Nos seus escritos e na disposição dedicada da sua alma, Tomás de Olera revela ao espírito europeu uma inusual sensibilidade do catolicismo ao tempo histórico em que ele é chamado a viver e aos desafios que a modernidade nascente, junto com a Reforma, coloca para fé e à Igreja. Ele compreende bem, guiado pelas harmonias da devoção ao Coração de Jesus, que, diante do novo ordenamento das coisas e do mundo, não se pode simplesmente repropor o caminho percorrido, embora com sucesso, na longa temporada medieval. No tempo novo, em vez disso, é necessário idealizar formas inéditas de posicionamento e implementação da fé católica dentro de parâmetros sociais, políticos e espirituais, em contínuo movimento e transformação.
A itinerância franciscana, que havia deslocado novamente o cristianismo para a encruzilhada dos movimentos humanos que se acendem com a retomada do comércio e das comunicações no século XII, gerando a possibilidade de um encontro dinâmico com o humano da época que a estabilidade monástica não era capaz de interceptar, encontra na plasticidade espiritual induzida pela devoção ao Coração de Jesus, na conjugação que o Frei Tomás dela faz, o seu digno correspondente moderno.
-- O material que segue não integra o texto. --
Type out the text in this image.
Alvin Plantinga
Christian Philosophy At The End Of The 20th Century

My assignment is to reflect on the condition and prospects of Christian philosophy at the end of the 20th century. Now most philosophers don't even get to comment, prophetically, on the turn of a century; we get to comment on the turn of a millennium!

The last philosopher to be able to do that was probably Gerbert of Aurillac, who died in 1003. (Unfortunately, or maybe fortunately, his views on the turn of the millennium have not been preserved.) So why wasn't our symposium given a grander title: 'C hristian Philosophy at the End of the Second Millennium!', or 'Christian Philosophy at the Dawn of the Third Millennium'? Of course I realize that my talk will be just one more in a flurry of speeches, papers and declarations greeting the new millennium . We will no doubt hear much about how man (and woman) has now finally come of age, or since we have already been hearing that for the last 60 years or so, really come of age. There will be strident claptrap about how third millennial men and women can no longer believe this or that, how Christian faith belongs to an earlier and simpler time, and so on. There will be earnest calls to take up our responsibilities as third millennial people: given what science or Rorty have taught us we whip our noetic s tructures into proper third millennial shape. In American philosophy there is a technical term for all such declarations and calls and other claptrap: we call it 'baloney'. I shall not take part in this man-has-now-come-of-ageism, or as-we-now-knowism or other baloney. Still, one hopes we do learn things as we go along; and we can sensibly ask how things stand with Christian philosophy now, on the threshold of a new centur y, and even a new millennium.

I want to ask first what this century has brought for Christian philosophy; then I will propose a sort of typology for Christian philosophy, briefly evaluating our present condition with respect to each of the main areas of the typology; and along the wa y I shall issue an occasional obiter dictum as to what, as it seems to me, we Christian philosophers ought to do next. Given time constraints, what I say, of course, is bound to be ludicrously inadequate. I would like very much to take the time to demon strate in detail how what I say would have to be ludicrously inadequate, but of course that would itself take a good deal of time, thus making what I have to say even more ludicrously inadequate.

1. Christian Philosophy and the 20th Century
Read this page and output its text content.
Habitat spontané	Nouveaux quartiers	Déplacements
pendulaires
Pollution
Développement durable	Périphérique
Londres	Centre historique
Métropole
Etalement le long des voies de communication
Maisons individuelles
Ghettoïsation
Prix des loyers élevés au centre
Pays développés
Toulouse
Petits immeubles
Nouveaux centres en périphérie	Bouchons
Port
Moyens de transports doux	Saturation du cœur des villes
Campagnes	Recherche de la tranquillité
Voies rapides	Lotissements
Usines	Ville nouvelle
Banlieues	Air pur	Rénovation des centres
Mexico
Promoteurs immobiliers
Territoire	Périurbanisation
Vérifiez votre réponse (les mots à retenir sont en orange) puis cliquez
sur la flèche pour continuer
A referência que articula essa devoção em Tomás é claramente a narrativa memorial da Escritura, lida através de uma interpretação ao mesmo tempo imaginativa e afetiva. A página do Evangelho acende uma relação devota da alma crente com o mistério do excesso incontrolável de amor que é o Deus de Jesus – nesse plano, a devoção é prática identificada dessa relação (sem a necessidade de uma mediação adicional) dentro da Igreja. Sobre a contemporaneidade afetiva que assim se cria, nenhum poder instituído (seja ele mundano ou religioso) pode levantar uma pretensão de soberania. E é precisamente essa “subtração” que faz funcionar a devoção ao Coração de Jesus como reivindicação crítica de uma reforma religiosa do corpo eclesial.
É assim que o Frei Tomás encontra uma via católica adequada para recolher uma reivindicação e um desafio da modernidade nascente, imaginando dentro do catolicismo uma esfera (a devoção, justamente) em que a fé pode ser praticada como calor dos afetos crentes e não só como mero resultado intelectual de um ditado institucional. Trata-se de uma terceira via aberta pela devoção ao Coração de Jesus na decomposição confessional do cristianismo europeu: nem a pura e vertical imediaticidade da consciência a Deus proposta pela Reforma; mas também não a totalização institucional da fé que começa a se configurar na Igreja Católica que sai do Tridentino. Uma alternativa que em breve seria desativada, mas não completamente eliminada, pela curvatura que a devoção toma com Margarida Maria Alacoque – em que o Sagrado Coração toma o lugar do Coração de Jesus.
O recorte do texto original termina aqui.